There will be storms for the disciple. When Jesus speaks of them in Matthew 7:24ff, it is a when rather than an if type of statement that He makes. This shouldn’t surprise us, the Scripture promises believers will have their share of difficulties and hardships (Acts 14:22; 2 Timothy 3:12, etc.). They are part of the tapestry of our faith.
Storms were also part of Jesus’ story. The Hebrew writer writes that, “Although he was a son, he learned obedience from what he suffered,” (5:8). Jesus learned obedience in the school of suffering. Do we suppose that we will we learn it somewhere else?
Can we embrace His character but reject His curriculum?
But that’s precisely the temptation we fall into—Jesus promises that we can stand during the storm and our response is something along the lines of, Lord, we have a better idea—what if just skip the storm altogether? He wants us to build strong houses on solid rock and we want to build sandcastles on the beach. In fairness, this is just our consumer culture seeping through. It encourages us to think of reality in almost exclusively physical terms. The result is that we end up living a sensual existence rather than by a spiritual one. In such a world, pleasure is at the top of the pyramid and pain and hardship (i.e., storms), are at the bottom. They are something to be avoided at all costs.
When followers of Jesus walk by sight rather than faith, we build sandcastles on the beach rather than houses on the rock. Our sandcastles look spectacular, we get compliments on them, and they bring us pleasure. But they have a significant downside—they cannot survive a storm. We are left with no other option than to pray they don’t occur while living under the mistaken assumption that storms are not meant to be part of life on this fallen planet. Our culture has succeeded in blurring our identity by blurring our reality.

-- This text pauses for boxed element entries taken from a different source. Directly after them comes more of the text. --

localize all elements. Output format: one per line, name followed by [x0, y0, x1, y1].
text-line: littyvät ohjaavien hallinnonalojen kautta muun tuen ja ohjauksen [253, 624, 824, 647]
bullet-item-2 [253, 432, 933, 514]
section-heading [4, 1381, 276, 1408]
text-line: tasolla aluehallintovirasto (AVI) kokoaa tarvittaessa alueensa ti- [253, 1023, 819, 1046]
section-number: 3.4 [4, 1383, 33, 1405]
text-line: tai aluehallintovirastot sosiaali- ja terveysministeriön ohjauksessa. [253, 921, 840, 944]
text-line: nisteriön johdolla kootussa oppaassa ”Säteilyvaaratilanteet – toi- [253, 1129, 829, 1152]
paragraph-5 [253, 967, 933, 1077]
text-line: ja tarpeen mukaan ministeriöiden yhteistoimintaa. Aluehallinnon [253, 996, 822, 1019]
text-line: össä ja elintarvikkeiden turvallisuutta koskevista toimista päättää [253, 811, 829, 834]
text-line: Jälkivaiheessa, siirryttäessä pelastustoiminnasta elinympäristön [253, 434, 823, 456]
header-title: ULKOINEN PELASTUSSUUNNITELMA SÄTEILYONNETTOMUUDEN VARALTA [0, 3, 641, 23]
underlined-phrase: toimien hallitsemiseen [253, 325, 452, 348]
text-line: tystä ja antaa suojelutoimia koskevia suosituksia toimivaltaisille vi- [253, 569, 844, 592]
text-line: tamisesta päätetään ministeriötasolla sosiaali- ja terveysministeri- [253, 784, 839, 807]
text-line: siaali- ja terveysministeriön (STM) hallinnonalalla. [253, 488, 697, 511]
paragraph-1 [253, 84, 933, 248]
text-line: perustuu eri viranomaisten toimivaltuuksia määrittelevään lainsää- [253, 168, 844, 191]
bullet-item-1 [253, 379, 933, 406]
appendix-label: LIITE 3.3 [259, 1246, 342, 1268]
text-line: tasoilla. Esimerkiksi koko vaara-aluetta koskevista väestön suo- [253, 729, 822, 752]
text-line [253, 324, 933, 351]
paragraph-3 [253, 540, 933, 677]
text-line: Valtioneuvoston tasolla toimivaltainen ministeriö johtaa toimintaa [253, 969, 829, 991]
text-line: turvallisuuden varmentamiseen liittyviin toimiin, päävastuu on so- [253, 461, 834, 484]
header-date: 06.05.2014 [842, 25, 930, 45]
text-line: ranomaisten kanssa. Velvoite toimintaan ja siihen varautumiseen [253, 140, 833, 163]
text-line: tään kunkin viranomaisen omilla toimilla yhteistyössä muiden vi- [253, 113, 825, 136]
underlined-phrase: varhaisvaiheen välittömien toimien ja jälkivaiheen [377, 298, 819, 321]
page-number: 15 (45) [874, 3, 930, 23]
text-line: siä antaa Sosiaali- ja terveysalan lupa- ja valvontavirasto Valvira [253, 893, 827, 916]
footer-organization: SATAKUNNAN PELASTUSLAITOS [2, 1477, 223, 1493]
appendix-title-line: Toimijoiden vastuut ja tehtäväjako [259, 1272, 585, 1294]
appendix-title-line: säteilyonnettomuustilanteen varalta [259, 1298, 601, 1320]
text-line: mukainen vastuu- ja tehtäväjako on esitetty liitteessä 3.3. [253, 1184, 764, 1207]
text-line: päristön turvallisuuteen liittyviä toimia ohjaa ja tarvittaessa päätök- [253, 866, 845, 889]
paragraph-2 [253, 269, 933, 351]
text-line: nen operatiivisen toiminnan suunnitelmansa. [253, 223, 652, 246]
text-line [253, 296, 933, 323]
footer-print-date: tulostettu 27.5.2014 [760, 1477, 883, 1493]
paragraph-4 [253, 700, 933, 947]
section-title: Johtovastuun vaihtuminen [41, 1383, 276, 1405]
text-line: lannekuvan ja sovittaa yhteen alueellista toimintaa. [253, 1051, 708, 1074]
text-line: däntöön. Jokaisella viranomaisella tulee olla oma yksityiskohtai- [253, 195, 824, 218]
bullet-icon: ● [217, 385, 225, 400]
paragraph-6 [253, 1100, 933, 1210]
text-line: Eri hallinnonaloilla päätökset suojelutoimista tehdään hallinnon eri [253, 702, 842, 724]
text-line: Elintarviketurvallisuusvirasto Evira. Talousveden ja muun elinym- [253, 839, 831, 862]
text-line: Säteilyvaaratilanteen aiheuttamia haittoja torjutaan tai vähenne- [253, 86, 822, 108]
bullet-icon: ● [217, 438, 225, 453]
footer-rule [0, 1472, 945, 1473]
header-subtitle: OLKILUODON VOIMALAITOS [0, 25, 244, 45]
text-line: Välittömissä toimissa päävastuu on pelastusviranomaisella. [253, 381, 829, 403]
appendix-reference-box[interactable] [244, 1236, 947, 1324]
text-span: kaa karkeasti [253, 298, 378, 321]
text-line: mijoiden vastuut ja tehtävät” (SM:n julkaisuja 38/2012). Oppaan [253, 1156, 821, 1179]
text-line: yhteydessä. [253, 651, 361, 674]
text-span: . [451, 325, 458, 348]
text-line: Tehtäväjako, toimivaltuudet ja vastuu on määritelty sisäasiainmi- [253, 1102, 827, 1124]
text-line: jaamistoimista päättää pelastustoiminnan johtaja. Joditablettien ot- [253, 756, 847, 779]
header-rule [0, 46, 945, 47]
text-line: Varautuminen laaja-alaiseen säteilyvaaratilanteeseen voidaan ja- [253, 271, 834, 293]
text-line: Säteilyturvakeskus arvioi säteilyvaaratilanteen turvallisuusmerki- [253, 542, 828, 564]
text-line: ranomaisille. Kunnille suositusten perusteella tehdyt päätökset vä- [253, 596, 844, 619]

We need to remember our history. We need to remind ourselves that we are part of the great army of God that marches by faith and not by sight. It was our people who crossed through the Red Sea, trusting that God would hold the water back. And it was our ancestors who walked around Jericho, confident that God would bring its walls down. It was one of our own who stood before a giant with no armor but five smooth stones of faith. And it is we who walk through the valley of the shadow of death not because we like it, but because we know that God is with us. It is to disciples that the Hebrew writer wrote, “We are not of those who shrink back and are destroyed, but of those who believe and are saved,” (10:39).
This is who we are!
Therefore, when storms blow into our life, we’ll also remember what to ask for. God helping us, we’ll ask for nothing more than what our Lord asked for in the garden. We’ll ask for the cup/storm to pass, but if that’s not meant to be, then bring on the storm! We’ll ask for His help to stand because that’s what He wants. We’ll ask for help to stand because for all of their emphasis on the physical, the world is starving to see an authentic, enabling hope that reaches beyond this life! And when the winds howl and the waters rise and the darkness sets in, we’ll stand for He is able to make us stand!
And we’ll remember that the last word is not with the storm! The last word is not from the loved ones who gather around us as we take in our final breath. It’s certainly not from the attending who gives the time of our death or from those who eulogize us when we’re gone. That last word does not come from anyone on this earth. It comes from our Father when He tells us, Well done good and faithful servant.
Like Peter, we may have our sandcastle moments (Matthew 16:21ff), but we refuse to have a sandcastle faith!